Le retour sur le divan fut bizarre. Au préalable je dus affronter une situation peu confortable puisque je me retrouvai dans la salle  d’ attente avec deux de mes patients que j’avais adressés au Dr Mie mais qui n’étaient pas censés savoir que je consultais moi aussi! Je me sentis obligé de justifier ma présence par la préparation d’une conférence avec lui ! Cela ne changea en rien son attitude et il me hurla depuis son bureau au fond du couloir un « Venezzzz » qui ressemblait plus à un ordre qu’à l’invitation à la préparation de la dite conférence.

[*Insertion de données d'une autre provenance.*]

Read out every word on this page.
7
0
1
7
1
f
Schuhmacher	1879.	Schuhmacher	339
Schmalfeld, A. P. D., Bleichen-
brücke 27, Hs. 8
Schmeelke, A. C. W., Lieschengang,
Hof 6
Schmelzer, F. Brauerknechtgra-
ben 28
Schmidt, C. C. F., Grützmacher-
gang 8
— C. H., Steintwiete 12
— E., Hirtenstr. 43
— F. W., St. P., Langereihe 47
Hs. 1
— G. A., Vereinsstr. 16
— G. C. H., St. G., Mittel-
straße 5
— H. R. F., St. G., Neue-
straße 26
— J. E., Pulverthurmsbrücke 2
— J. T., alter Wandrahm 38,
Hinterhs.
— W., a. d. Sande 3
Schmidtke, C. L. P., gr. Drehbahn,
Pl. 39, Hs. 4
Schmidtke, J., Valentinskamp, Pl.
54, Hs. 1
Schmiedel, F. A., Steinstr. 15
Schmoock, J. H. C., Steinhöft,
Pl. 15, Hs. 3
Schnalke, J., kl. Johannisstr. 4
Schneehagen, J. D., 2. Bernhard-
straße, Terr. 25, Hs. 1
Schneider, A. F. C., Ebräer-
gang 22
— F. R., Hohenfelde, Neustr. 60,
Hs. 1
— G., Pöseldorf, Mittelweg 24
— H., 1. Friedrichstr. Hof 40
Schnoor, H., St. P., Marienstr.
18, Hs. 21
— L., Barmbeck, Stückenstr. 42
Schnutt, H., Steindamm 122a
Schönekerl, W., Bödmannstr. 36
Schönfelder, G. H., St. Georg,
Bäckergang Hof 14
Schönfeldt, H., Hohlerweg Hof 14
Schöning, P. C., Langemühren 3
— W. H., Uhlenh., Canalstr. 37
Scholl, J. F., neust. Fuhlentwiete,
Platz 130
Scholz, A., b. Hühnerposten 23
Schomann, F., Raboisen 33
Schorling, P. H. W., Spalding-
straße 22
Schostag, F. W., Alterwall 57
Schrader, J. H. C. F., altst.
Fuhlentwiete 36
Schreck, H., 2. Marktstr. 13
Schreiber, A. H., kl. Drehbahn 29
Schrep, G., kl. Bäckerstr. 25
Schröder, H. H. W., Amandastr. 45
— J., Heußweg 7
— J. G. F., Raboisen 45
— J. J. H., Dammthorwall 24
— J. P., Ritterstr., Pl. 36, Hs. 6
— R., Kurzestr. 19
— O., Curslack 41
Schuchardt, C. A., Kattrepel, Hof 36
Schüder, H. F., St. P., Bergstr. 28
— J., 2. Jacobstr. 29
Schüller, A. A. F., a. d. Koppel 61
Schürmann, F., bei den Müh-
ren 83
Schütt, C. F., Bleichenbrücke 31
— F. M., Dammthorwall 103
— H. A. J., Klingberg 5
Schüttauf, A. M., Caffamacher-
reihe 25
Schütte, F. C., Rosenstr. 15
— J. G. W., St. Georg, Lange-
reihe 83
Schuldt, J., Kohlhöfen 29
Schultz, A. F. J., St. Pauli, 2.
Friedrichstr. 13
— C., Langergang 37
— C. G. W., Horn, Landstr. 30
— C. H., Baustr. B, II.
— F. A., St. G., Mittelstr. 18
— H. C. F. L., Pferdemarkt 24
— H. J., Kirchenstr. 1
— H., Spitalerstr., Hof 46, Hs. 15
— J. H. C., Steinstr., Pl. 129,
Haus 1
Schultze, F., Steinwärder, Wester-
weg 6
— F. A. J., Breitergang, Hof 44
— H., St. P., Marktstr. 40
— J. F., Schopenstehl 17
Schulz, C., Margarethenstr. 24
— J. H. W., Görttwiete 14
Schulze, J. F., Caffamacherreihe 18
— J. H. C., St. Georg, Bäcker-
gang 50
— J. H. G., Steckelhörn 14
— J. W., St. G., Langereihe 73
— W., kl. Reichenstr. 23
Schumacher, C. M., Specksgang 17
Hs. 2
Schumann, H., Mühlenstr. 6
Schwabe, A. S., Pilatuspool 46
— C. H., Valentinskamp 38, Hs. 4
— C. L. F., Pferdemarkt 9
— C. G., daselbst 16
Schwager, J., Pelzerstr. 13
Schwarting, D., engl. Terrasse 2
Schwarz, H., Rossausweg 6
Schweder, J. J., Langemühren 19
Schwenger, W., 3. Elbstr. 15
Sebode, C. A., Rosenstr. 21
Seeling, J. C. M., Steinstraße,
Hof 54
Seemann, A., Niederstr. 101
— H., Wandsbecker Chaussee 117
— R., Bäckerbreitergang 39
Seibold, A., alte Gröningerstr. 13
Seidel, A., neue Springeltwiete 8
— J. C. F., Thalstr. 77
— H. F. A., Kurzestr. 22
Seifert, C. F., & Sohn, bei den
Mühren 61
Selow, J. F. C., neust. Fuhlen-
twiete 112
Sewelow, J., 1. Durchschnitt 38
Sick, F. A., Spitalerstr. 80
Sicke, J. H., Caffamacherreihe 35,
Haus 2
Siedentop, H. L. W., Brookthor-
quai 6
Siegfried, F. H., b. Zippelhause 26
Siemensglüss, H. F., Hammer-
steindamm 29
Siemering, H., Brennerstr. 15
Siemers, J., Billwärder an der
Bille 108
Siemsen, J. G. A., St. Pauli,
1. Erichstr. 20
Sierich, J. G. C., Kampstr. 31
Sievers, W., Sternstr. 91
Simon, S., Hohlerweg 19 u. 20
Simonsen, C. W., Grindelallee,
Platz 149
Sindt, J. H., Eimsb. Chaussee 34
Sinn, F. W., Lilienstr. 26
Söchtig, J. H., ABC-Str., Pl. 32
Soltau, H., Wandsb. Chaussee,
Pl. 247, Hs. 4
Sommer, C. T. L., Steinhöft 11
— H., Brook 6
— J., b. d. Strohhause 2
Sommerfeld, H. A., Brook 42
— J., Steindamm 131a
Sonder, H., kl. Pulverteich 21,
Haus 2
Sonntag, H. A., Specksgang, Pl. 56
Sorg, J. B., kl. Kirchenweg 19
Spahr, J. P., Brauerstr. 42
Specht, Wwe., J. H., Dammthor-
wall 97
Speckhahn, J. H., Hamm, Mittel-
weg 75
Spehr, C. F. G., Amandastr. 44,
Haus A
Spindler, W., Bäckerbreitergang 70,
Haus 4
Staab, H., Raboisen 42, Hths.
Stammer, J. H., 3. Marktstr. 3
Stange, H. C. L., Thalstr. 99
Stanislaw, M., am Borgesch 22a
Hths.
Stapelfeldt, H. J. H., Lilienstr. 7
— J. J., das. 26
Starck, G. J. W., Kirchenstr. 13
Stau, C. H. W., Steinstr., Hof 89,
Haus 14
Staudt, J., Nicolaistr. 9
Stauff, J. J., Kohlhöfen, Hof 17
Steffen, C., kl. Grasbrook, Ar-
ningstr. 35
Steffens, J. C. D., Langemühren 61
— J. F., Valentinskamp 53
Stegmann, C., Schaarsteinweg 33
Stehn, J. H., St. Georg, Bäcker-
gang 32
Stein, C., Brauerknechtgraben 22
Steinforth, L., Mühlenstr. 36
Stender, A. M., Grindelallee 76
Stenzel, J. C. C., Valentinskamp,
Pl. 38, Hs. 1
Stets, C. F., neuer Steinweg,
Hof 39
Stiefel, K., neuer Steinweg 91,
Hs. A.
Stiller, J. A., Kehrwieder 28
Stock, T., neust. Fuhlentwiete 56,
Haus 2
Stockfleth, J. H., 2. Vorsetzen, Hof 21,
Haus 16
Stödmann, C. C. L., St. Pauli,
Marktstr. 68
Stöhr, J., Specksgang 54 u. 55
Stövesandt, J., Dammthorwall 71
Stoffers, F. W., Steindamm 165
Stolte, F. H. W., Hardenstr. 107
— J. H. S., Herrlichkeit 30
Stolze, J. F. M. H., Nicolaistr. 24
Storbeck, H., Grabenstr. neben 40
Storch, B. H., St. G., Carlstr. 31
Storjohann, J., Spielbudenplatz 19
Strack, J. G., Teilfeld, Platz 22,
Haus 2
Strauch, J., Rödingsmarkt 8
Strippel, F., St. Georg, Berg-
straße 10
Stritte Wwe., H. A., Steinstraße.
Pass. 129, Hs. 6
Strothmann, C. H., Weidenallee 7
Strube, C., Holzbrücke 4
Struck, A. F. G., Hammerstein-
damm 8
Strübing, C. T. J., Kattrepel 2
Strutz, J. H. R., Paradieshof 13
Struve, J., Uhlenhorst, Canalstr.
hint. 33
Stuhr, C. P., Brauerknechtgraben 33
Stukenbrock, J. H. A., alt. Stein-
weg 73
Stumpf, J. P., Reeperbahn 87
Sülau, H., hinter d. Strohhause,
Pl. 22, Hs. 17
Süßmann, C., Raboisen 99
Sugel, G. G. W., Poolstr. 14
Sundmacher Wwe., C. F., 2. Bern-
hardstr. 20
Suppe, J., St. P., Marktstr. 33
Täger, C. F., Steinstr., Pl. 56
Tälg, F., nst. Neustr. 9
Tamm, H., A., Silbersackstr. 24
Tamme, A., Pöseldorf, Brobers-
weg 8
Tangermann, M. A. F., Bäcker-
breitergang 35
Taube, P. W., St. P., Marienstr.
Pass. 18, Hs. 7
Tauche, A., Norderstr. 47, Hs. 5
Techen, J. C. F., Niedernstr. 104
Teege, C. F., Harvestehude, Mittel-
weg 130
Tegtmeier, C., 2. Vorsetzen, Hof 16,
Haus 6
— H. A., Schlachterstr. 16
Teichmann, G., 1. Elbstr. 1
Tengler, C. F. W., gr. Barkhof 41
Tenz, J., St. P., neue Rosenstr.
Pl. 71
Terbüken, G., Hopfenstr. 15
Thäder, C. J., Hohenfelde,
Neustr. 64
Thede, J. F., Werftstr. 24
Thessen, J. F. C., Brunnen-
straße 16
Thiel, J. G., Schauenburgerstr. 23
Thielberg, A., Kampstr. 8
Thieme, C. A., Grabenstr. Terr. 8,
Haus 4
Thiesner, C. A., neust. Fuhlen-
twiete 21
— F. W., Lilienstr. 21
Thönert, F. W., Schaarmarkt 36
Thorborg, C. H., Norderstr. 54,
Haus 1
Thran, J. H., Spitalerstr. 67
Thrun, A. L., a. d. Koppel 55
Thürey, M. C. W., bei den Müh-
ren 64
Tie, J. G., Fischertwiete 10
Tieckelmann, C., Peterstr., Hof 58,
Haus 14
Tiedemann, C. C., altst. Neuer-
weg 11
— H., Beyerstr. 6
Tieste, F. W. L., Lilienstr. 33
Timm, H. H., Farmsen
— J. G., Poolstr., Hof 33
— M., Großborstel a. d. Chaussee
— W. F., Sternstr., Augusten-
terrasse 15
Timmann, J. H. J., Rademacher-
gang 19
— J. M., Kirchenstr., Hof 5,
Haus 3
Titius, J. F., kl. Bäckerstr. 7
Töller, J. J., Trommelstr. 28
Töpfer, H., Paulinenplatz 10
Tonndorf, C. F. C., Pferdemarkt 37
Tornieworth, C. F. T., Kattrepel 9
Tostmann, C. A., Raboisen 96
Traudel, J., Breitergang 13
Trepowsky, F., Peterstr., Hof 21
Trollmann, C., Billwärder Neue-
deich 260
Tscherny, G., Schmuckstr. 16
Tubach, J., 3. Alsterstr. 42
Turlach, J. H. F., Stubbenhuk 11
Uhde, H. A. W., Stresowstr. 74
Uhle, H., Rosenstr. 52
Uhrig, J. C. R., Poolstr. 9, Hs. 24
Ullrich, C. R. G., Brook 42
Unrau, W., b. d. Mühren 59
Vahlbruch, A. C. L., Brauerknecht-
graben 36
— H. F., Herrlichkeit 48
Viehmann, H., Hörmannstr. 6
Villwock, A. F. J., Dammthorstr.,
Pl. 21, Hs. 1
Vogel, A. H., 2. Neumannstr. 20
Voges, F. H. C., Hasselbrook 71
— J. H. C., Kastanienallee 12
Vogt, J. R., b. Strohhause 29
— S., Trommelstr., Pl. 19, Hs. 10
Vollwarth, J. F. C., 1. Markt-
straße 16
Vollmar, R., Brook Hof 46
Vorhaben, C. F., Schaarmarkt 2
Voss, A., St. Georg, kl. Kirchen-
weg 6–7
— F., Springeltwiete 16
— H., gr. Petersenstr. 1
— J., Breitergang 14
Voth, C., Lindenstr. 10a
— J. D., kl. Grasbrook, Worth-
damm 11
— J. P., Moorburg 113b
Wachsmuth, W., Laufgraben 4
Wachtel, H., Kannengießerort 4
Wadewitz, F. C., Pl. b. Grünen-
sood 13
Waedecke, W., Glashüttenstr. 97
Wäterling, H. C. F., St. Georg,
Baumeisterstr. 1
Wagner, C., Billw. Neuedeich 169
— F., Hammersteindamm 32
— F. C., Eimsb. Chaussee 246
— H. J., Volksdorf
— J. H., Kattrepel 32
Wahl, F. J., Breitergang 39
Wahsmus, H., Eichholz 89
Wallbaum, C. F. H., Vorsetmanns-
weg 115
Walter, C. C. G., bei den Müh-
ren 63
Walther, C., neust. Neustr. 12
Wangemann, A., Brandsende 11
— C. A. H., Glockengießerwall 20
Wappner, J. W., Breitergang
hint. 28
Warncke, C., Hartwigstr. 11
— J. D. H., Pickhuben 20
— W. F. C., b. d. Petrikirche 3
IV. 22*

Ce jour là, j’avais plein de choses à dire car les 15 jours de vacances de mon inconscient m’avaient permis d’accumuler un tas de reflexions à exprimer. Pour une fois, j’eus le sentiment d’un premier progrès. Je lui racontai que j’étais ému de venir dans ce quartier rempli de souvenirs pour moi. En effet mes grands parents habitaient au 204 et lui au 202. J’avais eu une admiration et un amour immenses pour eux et j’avais toujours l’impression que ma mémoire n’ avait jamais effacé ces moments magiques.

Ce jour-là, après l’introduction habituelle « alors, on en était où ? »,  je me suis mis à lui parler de la mort de mon grand père et du véritable big bang qu’elle a provoqué chez le petit garçon que j’étais. C’est pendant cette séance que j’ai découvert pourquoi je n’aimais pas la couleur rouge ! L’intérêt de cette anecdote n’est que très personnel mais mérite que je m’y arrête pour montrer pourquoi je sentais que la psychanalyse lacanienne était merveilleuse !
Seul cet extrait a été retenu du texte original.